“Although the discussions over revising the EB5 visa programme have been long due, investors continue to apply as EB5 Visa offers an attractive path to permanent residency in the United States,” Jeff DeCicco, CEO and Chief Compliance Officer of CanAm Investor Services, told IANS in an e-mail interview.
Stating that the current US administration is “very active” in reforming immigration laws, DeCicco said: “While it is highly unlikely the programme will be done away with, there is a high likelihood that the investment amount will be increased. In our opinion, the said increase will not be effective immediately. We feel Congress will give a 30 to 60 days’ notice prior to implementing the new laws.”
Introduced by the US Congress in 1990, the EB5 visa programme allows an individual to invest $500,000 in either of two Targeted Employment Areas (TEAs) — a high unemployment area in a US metropolis or a rural area outside of a metro — or $1 million in a non-TEA area that can create 10 or more jobs and get US citizenship in a shorter time than H1-B visa holders.
With US President Donald Trump calling for stricter norms for issuance of H1-B visas, largely availed by Indian IT firms, the EB5 visa has been in demand for the shorter route to citizenship it offers.

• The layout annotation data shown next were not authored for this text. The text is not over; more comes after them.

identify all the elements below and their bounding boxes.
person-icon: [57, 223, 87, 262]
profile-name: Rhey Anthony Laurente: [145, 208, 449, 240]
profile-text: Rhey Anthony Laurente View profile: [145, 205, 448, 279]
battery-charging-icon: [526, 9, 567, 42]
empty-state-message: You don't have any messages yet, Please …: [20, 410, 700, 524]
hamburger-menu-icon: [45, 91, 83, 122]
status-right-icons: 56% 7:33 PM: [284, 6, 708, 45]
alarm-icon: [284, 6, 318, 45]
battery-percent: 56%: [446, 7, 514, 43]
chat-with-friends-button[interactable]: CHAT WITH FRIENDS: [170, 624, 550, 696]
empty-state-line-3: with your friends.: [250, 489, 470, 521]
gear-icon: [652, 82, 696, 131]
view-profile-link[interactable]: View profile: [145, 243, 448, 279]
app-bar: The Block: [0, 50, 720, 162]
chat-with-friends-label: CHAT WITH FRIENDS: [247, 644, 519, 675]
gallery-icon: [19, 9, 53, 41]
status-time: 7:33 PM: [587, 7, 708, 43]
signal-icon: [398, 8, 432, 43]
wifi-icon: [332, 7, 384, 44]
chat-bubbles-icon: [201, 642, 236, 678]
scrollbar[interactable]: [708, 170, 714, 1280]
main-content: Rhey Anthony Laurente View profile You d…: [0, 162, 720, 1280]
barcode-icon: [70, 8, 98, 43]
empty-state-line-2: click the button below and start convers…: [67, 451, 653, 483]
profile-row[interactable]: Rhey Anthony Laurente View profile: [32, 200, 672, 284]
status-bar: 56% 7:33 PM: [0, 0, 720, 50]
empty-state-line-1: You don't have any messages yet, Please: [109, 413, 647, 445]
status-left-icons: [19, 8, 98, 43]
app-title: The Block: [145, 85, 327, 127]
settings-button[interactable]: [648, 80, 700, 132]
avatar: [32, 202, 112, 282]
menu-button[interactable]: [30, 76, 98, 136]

A private member’s bill was also introduced earlier this year in the US Congress by Democrat Zoe Lofgren which seeks to increase the minimum salary of an H1-B visa holder to a whopping $130,000 from the current minimum of $60,000.
At the same time, the EB5 visa programme has also come under controversy with critics saying that it puts up US citizenship for sale. However, the US Congress in September this year extended the scheme by three months.
Stating that authorisation for the EB5 programme has been carried on a temporary basis on Congressional spending bills since September 2015, Rogelio Caceres of LCR Capital said that key figures in the US Senate, Senate Judiciary Committee Chairman Charles Grassley and Senate Majority Whip John Cornyn, have been negotiating an EB5 reform bill “in good faith and have made considerable progress”.
“Based on discussions with our team in Washington, D.C., it is very possible that the principal negotiators will come to an agreement in principle in December, which, along with reforms, will likely provide the programme with a five-year reauthorisation,” Caceres said.
Asked what it would mean for Indian applicants in case the EB5 visa scheme gets extended, Mark Davies of Davis and Associates LLC said that Indian applicants needed to be very mindful of two issues looming over the EB5 scheme: A likely price increase and retrogression.
“While most commentators believe the December 8 is a ‘red herring’, combined with these two issues make it highly desirable for Indian investors to make their EB5 move quickly,” Davies said.
Asked about the demographic profile of Indians applying for the EB5 visa, he mentioned students studying in the US, workers on H1B visas already in the US, business owners looking to expand into the US and families looking to relocate to the US.
According to DeCicco, the Trump administration has brought all visas under hard scrutiny.
“They have implemented tougher regulations on immigration and have increased the screening process of applicants under each category,” he said.